In regards to HA, partly agreed. We are working on adding HA setup as we speak, should be released soon. However note that the local NVMe setup does have backups and WAL-archival to S3, which provides data-durability with RPO of 10s of seconds. Even with HA setup I expect performance difference to be similar across systems (may be slightly lesser), as round-trip to secondary is common across most other services except Neon, whose reliability/availability story hasn’t been a strong area in general.

In regards to default configs, that was intentional as default tuning is a differentiation across services and that needs to be measured. However we plan to add more configurability on postgres tuning in the future.

Appreciate your feedback, super helpful!

ahachete | 23 hours ago

> note that the local NVMe setup does have backups and WAL-archival to S3, which provides data-durability with RPO of 10s of seconds.
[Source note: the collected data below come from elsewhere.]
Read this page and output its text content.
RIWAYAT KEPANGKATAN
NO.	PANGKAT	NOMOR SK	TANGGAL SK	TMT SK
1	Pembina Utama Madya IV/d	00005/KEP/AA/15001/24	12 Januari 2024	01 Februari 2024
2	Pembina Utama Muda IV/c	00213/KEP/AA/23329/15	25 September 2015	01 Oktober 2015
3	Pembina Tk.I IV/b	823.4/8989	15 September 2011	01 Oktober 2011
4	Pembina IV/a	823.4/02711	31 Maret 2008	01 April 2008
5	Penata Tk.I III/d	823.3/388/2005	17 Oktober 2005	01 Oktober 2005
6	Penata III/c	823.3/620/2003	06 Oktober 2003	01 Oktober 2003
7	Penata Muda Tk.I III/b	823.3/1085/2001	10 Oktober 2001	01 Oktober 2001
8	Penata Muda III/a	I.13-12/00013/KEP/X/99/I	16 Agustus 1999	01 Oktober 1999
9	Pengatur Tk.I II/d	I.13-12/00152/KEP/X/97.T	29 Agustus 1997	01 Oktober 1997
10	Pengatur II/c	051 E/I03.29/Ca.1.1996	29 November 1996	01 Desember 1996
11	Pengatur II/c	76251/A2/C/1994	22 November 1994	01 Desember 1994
That's good, it provides a reasonable level of RPO, although I prefer just 0. But with this the RTO (or, equivalently, the downtime) is potentially quite large.

> Even with HA setup I expect performance difference to be similar across systems (may be slightly lesser)

I have done some benchmarks and I have observed a 24-27% performance penalty for semi-sync replication on instances using local NVMe. That's why I say this is non zero.

> In regards to default configs, that was intentional as default tuning is a differentiation across services and that needs to be measured. However we plan to add more configurability on postgres tuning in the future.

That'd be great.

: [OP] saisrirampur | 21 hours ago
Ack, your insight is very interesting.
Back at Citus/Microsoft, we typically saw around a 30% performance drop with synchronous replication on EBS-backed Postgres. I’d expect something in that ballpark for RDS and Crunchy as well. For NVMe-backed Postgres, we haven’t yet measured the impact of quorum-based replication, and it’s certainly possible the overhead ends up being higher than 30%.
That said, the single-node margins are already quite substantial, over 2× in all cases and up to 5× versus RDS in our benchmarks. Even with a meaningful HA penalty, NVMe-backed setups could still remain very compelling from a performance perspective. We’ve just started running HA benchmarks, so stay tuned.
Side note local NVMe backed Postgres is for perf is not new - many enterprise companies like Datadog and Instacart run their performance critical services on them, though self-managed.
In regard to RTO for single-node setups, it wouldn’t be great (at least minutes) in most systems, since recovery still needs to happen from backups.
Overall, very useful feedback. Thanks again for chiming in!

karlmush | 23 hours ago

It’s a nice project, but it doesn’t seem like the open-source community has really picked it up yet. It’s been live since May, but there aren’t many GitHub stars so far and contributors.